Ov-personeel voelt zich minder veilig en maakt meer incidenten mee

Openbaar vervoer Bedreigen, mishandelen, spugen, pesten: mensen die in het ov werken, zeiden er vorig jaar vaker mee te maken hebben gehad dan in 2020. Staatssecretaris Heijnen vindt het een „verontrustende ontwikkeling”.

Spoorwegpolitie in Amsterdam.
Spoorwegpolitie in Amsterdam.

Foto Venema Media/ANP

Medewerkers van het openbaar vervoer voelden zich vorig jaar minder veilig en maakten meer incidenten mee dan in 2020. Dat blijkt uit een enquête onder 4.770 van hen, waarvan onderzoeksbureau Crow woensdag de resultaten heeft gepubliceerd. In 2020 kreeg 44 procent van het ov-personeel te maken met een strafbaar incident zoals bedreiging of mishandeling, in 2022 was dat 5 procentpunt meer.

Ook het percentage dat slachtoffer was van niet-strafbare incidenten zoals spugen, lastigvallen en pesten, steeg van 52 naar 58 procent.
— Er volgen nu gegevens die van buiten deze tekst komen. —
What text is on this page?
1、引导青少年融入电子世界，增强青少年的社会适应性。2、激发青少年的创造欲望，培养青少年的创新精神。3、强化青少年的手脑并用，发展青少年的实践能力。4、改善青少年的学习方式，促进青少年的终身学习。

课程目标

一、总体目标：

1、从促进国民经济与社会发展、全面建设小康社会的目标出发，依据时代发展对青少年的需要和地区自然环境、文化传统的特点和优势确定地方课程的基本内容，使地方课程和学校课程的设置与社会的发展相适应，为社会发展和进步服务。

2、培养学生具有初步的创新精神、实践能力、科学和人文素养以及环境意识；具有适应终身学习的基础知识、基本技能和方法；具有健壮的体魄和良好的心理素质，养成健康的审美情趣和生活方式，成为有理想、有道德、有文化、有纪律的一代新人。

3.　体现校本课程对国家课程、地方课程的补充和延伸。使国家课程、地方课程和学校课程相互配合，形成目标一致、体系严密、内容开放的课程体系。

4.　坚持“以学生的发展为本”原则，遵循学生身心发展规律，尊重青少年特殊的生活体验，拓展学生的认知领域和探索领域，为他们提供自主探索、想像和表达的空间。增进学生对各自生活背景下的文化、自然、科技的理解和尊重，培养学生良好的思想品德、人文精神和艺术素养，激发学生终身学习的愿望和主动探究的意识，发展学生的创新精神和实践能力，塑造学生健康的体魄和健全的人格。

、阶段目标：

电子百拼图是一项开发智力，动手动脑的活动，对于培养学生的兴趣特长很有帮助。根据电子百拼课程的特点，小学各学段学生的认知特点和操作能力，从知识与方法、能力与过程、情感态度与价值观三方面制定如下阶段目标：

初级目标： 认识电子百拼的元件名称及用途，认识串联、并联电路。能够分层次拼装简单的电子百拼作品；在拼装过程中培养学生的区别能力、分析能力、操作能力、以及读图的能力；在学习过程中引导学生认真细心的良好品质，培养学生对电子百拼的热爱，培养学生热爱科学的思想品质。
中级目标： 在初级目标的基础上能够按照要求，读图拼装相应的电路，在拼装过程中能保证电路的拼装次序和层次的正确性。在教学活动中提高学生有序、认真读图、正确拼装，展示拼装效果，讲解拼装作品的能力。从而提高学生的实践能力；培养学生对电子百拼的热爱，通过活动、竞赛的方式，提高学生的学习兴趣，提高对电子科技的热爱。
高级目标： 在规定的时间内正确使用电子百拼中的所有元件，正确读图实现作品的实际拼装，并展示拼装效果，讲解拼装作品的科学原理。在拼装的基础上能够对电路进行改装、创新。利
In 2022 voelde 39 procent van de ov-medewerkers zich veilig, tegenover 53 procent in 2020. Het gemiddelde rapportcijfer voor sociale veiligheid daalde van 6.7 naar 6.1.

Tot aan de coronacrisis was er nog een „positieve trend” van veiligheid in het ov, schrijft demissionair staatssecretaris Vivianne Heijnen (Infrastructuur en Waterstaat, CDA) in een brief aan de Tweede Kamer. Dat die trend nu is omgekeerd, noemt ze „een verontrustende ontwikkeling”.

Heijnen ziet vier mogelijke verklaringen voor de verslechterde veiligheid. Als eerste noemt ze een „algemene normvervaging en verharding” in de samenleving. Daarnaast reizen mensen vaker zonder kaartje vanwege „een bredere betaalproblematiek” – kaartjes zijn duurder geworden en de portemonnee van veel reizigers kleiner. Daar komt nog een toename van daklozen en verwarde personen in het ov bij, en structurele overlast rondom asielzoekerscentra.